Coco walked over to their wall computer, avoiding the small automated cleaner Liz had made to tidy up the dirt they tracked everywhere.
“Remind me again, this device you have made to remove the dirt, why have you attached a weapon to it?” Coco asked.
“Thought it’d be funny,” Liz said, “which it was.”
“And you have designated it…?”
“Stabby, ‘cause of the steak knife.”
“Why?”
“Old Earth legend. Makes us humans laugh,” Liz said, smiling as she leaned her chin on her good arm.
“You will have to explain that story to me again some time.” Coco clicked a button on their screen and a wall panel slid up between them, revealing the clutch of 5 eggs they’d taken from MX13 sitting in their tank. They were about the size of baseballs, or stone fruits. Liz had stuck a strip of electrical tape on the front and written ‘arm eating bastard eggs’.
“You know I’m half tempted to eat them,” Liz said.
“Please do not engage in predator behavior around me,” Coco asked. “It still makes me nervous sometimes watching you try to swat at insects.”
“Really? Why?” Liz chuckled.
“I know you are more evolved than a simple animal, but when I observe you stalk and hunt down the… mosquitoes? It reminds me of the predators we have on Spryga. It is unsettling.”
Liz stopped and thought for a moment. She hadn’t considered that before. It was probably a normal complaint among former prey species working alongside humans. Whoops.
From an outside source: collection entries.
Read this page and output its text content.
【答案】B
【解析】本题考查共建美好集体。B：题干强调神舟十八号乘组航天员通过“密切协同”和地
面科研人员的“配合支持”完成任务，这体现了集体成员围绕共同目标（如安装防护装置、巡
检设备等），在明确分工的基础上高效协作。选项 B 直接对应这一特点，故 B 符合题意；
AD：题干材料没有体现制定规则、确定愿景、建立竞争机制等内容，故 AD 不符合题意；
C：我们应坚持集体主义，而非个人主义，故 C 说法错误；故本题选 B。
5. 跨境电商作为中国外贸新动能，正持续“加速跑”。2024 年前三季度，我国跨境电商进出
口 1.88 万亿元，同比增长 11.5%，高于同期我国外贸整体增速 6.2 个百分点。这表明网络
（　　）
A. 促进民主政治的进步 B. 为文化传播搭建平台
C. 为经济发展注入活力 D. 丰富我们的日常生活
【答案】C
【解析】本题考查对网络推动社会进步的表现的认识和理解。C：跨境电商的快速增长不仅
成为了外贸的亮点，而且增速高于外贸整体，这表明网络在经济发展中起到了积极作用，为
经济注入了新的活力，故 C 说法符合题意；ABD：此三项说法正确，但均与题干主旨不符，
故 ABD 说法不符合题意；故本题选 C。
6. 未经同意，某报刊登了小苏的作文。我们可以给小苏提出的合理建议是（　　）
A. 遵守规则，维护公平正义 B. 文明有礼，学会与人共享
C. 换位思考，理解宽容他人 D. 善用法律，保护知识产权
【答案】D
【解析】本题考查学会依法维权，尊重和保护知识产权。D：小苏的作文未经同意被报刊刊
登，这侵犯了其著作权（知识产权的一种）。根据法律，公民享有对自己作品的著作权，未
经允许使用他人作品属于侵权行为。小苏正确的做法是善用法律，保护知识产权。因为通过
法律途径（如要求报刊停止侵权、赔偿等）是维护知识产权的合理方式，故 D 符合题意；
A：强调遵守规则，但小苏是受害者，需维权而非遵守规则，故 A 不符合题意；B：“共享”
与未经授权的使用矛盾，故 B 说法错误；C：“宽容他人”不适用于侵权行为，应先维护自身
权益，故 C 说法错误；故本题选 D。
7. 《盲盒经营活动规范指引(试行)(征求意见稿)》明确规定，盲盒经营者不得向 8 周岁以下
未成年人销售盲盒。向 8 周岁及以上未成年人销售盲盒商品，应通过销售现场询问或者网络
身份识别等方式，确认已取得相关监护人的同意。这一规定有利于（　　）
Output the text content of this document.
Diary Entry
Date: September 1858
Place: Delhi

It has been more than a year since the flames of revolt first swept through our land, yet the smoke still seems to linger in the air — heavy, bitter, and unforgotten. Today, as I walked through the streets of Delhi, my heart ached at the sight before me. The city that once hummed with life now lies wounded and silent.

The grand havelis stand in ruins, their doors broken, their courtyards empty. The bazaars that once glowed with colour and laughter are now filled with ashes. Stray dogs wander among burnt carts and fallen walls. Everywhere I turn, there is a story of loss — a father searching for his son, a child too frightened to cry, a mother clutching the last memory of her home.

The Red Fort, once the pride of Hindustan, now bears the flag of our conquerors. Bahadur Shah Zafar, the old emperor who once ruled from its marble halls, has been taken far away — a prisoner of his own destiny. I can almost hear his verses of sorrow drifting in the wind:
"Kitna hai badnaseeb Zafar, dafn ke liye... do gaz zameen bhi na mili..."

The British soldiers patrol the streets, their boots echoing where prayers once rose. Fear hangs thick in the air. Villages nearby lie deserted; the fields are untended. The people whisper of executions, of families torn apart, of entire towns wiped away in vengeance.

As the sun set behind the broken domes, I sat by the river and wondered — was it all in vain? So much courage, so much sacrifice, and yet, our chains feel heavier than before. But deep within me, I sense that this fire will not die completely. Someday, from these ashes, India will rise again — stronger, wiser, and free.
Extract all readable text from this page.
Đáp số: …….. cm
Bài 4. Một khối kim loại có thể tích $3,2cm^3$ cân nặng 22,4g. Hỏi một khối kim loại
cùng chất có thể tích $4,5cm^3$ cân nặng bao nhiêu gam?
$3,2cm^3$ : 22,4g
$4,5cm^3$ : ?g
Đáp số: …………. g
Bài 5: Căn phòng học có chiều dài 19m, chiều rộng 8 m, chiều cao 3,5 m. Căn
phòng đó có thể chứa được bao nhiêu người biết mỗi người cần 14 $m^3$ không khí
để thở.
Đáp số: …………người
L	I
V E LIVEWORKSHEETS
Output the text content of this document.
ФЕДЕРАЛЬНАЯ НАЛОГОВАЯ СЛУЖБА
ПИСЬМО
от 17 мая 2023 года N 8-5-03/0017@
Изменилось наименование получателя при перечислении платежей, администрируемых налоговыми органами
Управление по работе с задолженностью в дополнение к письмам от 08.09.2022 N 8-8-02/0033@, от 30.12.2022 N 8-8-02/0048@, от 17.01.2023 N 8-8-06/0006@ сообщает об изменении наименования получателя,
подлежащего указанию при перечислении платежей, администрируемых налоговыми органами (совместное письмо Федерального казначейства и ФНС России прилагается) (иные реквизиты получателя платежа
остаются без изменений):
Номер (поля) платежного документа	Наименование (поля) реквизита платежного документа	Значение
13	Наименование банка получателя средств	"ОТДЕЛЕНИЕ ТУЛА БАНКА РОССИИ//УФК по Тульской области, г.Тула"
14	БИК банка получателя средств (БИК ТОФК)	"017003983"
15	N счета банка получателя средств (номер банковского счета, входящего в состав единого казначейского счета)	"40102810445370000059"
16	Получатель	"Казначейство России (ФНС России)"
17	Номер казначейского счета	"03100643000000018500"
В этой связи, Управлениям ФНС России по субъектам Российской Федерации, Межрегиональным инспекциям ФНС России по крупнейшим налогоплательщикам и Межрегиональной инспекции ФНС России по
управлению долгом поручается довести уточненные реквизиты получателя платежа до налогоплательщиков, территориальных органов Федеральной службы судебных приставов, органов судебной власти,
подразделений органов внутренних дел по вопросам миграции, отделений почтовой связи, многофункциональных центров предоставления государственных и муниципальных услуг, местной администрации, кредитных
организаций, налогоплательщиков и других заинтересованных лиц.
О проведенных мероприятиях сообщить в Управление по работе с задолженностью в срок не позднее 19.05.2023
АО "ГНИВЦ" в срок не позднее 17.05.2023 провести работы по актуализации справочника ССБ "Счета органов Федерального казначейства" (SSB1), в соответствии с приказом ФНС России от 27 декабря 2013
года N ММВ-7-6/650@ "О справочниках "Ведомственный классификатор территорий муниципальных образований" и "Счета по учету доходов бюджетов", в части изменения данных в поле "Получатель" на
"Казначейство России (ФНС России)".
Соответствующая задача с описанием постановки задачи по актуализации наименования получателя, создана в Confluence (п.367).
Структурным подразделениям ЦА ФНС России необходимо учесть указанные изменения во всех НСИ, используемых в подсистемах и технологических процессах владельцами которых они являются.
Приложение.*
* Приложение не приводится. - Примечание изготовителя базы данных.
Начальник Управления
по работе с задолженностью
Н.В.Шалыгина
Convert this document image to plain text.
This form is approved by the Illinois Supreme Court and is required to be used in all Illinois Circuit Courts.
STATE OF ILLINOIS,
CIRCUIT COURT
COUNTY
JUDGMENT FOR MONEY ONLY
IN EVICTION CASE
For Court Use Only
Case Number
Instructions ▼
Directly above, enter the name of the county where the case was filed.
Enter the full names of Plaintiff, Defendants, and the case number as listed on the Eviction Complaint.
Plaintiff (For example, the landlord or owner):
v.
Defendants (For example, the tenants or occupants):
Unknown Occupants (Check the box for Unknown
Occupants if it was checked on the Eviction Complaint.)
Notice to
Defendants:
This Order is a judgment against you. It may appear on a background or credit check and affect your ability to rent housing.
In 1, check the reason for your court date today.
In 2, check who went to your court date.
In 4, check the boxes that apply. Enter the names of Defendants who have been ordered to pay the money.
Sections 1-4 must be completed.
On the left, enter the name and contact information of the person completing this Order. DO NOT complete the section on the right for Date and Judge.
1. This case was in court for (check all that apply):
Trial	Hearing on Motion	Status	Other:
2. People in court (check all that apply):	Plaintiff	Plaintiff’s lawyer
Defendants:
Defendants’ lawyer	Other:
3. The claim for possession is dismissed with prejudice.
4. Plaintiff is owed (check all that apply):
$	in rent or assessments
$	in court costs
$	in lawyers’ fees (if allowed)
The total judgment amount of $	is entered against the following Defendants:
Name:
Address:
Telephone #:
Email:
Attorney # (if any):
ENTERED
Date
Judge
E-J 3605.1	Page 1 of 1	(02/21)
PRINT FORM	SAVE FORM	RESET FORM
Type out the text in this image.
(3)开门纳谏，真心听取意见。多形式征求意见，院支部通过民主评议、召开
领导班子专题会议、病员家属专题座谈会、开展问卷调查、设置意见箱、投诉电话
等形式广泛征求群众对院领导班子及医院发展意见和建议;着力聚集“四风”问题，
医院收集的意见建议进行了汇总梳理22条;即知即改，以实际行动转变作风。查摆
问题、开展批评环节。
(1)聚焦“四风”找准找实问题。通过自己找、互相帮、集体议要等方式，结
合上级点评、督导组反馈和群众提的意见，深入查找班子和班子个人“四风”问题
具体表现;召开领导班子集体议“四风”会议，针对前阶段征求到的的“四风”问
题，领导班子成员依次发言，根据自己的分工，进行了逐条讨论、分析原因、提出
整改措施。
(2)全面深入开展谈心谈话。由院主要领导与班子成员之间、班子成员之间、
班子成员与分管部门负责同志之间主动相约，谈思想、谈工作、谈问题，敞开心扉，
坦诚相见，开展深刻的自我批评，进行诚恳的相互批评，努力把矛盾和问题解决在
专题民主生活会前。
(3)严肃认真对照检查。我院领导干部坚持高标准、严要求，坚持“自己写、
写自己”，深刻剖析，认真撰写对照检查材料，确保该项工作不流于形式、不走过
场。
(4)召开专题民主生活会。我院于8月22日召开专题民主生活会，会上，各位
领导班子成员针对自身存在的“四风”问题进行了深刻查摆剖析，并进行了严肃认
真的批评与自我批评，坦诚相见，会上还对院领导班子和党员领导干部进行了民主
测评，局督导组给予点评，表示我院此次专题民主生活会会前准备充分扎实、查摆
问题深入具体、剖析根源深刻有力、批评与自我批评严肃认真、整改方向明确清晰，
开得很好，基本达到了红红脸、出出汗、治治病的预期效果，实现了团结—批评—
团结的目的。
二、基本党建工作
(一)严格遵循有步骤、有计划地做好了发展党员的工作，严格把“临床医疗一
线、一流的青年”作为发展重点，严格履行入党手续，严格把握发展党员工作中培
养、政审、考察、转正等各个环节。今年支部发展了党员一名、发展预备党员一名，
“Well, sorry. Humans are weird like that, but I’ll try to be more conscious about it,” Liz said.
“Thank you. I do not mean to… step on your hands, but I appreciate it.”
“Step on your toes, hon.”
“Right.”
Liz pulled the tank out of the wall while Coco set the lab up, turning on heat lamps and setting the environmental controls in the room to MX13 standard, except for the air. Upon further analysis of the predator creature from the moon, it didn’t need the methane in the air to breathe. From what was left of its ‘lungs’, they breathed more like frogs, through their skin, stripping oxygen from out of the water they swam in. Apparently they were more reptilian than Liz had expected. There were underground rivers and lakes all across the subsurface of the moon, hunting grounds for the creatures. Liz guessed they came above ground to lay their eggs, away from the competition.
Furry reptiles, Liz thought. Why the hair though? It doesn’t make sense. Maybe to keep warm? The underground water has to be freezing.
“What do you think the GAIL will want to do with them after… if they hatch?” Liz asked.
“Standard procedure would be to return them to their natural habitat after a nano scrub to remove any and all unnatural scent from their bodies, so they can be reaccepted back into their species later,” Coco explained. “But hatchlings would be another question entirely. Perhaps they would be sent to an outpost for further study, or released into a controlled habitat somewhere.”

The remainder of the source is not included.